The Government of Ontario announced Michal Bajcsy, Guo-Xing Miao, Michael Reimer and Na Young Kim, all faculty members at the Institute for Quantum Computing and the Department of Electrical and Computer Engineering at the University of Waterloo, as winners of Early Researcher Awards.
These IQC researchers are pushing the boundaries of what is possible in quantum communication and quantum information processing. Their work in developing fault-tolerant quantum computing and ways for quantum processors to communicate remotely helps drive Ontario as a world-class leader of the second Quantum Revolution.
Assistant Professor Michal Bajcsy designs and fabricates nanophotonic structures for generation, detection, manipulation and storage of single photons on a chip. His work will lead to novel devices for quantum information processing based on single photons acting as flying qubits connecting the nodes of a quantum network.
Creating efficient, large-scale quantum technologies calls for fault-tolerant quantum information processing platforms. Toward this end, Assistant Professor Guo-Xing Miao aims to engineer high-quality, wafer-sized topological materials for use in nanodevices that generate Majorana fermions. Every two pairs of these fermions produce one qubit—the core processing unit of a quantum computer. Quantum information processing on this platform is innately immune to quantum errors, overcoming the main obstacle to the scale-up and commercialization of quantum technologies.
Assistant Professor Michael Reimer is working to develop super-efficient quantum light sources at the nanoscale for secure communication and overcome the present challenge of tuning two sources to the same energy. This capability is an essential building block of a quantum repeater that will extend the distance of quantum communication beyond what is possible today. These devices will also process quantum information using on-chip photonic circuits, and link quantum processors in a network via single photons.

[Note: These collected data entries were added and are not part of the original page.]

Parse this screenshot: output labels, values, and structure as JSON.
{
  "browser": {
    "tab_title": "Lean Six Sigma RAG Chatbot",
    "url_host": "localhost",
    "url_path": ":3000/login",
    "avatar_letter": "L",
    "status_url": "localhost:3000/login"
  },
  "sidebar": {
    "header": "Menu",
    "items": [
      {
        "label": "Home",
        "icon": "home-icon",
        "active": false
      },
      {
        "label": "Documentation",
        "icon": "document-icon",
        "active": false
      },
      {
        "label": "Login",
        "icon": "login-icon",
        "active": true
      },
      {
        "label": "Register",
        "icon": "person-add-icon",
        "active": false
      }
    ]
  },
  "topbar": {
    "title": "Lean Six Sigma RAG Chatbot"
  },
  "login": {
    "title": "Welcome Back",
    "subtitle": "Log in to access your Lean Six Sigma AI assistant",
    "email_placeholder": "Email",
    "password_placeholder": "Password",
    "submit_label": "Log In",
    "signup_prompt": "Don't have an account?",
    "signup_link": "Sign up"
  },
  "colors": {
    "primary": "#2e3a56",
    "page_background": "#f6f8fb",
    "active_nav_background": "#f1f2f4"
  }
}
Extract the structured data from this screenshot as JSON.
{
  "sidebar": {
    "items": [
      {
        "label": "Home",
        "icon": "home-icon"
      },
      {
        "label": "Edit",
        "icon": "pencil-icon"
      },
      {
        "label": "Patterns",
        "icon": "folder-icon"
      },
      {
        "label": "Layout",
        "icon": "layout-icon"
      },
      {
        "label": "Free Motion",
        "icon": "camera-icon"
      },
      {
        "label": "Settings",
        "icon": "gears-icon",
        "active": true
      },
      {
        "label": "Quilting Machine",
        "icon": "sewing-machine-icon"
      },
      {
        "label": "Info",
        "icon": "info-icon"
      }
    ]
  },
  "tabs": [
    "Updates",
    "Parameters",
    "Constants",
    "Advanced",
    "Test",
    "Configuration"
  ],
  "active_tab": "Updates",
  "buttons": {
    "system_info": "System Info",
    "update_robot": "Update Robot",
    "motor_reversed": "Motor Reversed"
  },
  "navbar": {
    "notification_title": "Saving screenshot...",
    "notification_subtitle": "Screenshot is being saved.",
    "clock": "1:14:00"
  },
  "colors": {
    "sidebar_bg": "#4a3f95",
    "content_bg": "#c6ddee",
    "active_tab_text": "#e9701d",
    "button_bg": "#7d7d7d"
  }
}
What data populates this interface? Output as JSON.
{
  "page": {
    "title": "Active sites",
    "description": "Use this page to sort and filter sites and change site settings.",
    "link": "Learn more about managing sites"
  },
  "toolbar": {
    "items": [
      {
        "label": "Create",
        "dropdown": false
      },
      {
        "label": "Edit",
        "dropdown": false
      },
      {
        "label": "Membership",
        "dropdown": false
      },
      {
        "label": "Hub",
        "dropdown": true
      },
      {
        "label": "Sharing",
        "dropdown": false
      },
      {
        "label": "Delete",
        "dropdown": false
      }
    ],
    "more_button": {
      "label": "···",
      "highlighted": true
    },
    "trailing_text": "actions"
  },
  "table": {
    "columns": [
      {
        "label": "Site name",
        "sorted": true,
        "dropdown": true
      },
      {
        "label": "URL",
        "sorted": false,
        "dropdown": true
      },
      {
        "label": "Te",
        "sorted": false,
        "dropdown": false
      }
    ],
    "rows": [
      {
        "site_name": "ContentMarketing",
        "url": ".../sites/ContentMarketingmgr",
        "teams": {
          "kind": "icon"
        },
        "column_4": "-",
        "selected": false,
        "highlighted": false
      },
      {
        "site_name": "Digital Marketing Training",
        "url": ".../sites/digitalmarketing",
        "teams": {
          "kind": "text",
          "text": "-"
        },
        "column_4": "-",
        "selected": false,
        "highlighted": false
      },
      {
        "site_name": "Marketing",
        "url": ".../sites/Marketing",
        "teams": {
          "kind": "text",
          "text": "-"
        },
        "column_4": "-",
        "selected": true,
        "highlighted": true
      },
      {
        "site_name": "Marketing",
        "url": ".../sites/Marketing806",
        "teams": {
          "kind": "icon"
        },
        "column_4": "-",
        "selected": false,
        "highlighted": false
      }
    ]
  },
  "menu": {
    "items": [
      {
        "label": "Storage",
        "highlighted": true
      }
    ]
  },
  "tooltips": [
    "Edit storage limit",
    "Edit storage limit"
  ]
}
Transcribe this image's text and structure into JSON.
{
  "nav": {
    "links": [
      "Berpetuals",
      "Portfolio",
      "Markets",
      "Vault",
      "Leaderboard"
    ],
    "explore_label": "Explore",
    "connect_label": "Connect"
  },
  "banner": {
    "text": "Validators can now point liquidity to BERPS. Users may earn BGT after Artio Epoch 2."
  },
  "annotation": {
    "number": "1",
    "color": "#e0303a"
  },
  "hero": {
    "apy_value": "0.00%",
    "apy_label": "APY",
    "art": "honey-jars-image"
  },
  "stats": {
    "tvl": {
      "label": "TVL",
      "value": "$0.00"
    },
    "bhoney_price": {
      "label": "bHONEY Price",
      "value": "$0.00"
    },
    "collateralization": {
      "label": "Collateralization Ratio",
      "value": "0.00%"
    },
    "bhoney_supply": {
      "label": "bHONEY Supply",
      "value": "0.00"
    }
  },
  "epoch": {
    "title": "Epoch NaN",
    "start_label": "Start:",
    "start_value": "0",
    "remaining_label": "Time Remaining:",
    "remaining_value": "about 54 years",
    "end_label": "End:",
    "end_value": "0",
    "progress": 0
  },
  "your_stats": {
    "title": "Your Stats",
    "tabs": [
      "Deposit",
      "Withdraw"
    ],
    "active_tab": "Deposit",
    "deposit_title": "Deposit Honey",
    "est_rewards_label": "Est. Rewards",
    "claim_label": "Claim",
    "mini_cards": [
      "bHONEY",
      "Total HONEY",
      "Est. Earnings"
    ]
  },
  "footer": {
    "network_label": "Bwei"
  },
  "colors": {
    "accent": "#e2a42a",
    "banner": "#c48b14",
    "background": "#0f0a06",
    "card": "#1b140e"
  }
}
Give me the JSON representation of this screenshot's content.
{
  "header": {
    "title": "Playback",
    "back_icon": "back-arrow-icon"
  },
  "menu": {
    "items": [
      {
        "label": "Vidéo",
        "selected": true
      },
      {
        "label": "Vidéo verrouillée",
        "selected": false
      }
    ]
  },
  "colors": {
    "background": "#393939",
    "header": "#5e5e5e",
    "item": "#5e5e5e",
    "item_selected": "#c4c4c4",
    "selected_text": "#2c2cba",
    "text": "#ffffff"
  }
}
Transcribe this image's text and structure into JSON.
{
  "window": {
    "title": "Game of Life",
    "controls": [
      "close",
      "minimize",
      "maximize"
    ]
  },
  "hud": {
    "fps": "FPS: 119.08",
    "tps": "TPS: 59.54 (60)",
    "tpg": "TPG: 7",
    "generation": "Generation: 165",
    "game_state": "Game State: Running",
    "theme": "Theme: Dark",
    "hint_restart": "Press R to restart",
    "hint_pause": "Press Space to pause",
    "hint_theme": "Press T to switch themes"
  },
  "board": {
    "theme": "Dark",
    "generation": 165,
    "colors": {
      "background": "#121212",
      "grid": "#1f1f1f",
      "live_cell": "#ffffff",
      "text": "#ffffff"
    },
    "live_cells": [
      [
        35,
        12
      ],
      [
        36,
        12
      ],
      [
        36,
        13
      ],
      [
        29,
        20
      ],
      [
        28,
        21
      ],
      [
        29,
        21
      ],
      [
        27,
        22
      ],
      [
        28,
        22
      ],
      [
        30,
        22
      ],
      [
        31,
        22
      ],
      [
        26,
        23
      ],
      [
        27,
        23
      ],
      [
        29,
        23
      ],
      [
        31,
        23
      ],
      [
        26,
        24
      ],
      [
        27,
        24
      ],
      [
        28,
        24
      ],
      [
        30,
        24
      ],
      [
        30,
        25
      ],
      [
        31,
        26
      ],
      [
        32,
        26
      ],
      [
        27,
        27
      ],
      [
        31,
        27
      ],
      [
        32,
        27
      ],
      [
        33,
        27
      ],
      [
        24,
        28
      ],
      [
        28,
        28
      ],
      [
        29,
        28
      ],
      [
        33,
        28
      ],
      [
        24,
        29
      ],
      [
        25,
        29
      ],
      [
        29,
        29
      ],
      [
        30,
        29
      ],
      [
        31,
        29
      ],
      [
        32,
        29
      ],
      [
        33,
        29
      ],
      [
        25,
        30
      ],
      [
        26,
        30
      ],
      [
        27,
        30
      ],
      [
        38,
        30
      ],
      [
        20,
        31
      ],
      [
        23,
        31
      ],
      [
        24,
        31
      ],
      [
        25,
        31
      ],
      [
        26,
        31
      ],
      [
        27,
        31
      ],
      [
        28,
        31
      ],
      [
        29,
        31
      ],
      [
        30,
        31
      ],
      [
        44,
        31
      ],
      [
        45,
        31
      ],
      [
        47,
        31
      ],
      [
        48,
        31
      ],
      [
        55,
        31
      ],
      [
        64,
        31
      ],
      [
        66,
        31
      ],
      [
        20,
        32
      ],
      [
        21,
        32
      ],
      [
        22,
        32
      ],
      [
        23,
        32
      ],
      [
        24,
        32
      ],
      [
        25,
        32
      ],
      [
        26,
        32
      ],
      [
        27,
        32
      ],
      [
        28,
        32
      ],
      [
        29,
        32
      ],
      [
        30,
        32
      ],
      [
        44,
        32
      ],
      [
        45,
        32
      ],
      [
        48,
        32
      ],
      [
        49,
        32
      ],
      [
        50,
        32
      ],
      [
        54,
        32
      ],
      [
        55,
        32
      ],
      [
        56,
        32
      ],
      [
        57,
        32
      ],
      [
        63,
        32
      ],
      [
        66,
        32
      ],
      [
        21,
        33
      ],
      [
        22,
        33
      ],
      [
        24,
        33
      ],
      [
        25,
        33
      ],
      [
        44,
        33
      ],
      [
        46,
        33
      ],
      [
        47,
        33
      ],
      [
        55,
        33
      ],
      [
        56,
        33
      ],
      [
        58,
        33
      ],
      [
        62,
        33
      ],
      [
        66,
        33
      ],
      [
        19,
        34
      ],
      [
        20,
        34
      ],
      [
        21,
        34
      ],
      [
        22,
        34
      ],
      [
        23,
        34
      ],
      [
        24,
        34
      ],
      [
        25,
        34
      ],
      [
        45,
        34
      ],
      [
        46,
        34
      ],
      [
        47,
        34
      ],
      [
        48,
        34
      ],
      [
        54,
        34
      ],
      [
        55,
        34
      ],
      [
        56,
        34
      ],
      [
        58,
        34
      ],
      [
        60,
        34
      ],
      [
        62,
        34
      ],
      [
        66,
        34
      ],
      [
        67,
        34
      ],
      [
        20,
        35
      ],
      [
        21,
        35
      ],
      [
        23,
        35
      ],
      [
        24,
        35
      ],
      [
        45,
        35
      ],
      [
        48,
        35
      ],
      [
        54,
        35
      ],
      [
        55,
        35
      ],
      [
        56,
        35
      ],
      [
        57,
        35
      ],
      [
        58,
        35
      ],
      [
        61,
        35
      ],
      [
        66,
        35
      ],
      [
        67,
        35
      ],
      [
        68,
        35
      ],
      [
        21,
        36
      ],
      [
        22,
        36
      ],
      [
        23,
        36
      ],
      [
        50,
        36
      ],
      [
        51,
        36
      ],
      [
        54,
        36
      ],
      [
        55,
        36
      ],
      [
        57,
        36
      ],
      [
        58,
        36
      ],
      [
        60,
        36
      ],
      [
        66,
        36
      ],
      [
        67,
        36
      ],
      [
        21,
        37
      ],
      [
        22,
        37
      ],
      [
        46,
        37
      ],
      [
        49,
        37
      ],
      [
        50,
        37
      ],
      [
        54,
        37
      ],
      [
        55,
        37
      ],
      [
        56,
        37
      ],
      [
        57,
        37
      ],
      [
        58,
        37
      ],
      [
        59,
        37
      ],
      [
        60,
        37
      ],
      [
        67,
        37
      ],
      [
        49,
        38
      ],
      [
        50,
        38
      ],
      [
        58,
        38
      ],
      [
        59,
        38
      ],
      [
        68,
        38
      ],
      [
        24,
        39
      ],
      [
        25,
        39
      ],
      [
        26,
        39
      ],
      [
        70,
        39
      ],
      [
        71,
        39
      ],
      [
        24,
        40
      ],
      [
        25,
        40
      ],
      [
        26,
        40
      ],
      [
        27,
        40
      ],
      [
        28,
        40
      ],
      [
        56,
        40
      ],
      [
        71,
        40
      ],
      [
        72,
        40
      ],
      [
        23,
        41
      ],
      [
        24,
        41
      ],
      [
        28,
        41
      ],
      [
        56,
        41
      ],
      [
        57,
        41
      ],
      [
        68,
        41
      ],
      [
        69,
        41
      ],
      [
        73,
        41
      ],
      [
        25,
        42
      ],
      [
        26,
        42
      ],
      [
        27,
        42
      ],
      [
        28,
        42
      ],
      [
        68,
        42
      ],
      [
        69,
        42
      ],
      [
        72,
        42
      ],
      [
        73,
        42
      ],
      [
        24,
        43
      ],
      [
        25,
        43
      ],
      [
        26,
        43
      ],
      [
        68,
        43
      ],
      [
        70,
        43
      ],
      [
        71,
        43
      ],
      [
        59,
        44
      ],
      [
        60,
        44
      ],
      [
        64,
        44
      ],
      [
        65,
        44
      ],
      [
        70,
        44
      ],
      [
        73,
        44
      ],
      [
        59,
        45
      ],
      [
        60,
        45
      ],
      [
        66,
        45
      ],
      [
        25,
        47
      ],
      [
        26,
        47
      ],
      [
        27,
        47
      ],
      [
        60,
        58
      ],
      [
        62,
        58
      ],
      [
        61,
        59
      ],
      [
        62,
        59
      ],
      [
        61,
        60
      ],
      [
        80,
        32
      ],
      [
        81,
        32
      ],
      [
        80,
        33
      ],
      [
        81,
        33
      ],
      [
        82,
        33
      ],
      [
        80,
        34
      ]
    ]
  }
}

Vulnerability to sources of error means that quantum computers need resource-intensive error correction protocols. Associate Professor Na Young Kim is building a scalable, controllable solid-state quantum simulator to study the underlying principles of topological quantum materials for fault-tolerance, enabling the creation of robust quantum computers.
Previous winners of the Early Research Award at IQC include: Kyung Choi, Vadim Makarov, Jonathan Baugh, Andrew Childs, Joseph Emerson, Thomas Jennewein, Adrian Lupascu, Matteo Mariantoni, Michele Mosca, Ashwin Nayak and Kevin Resch.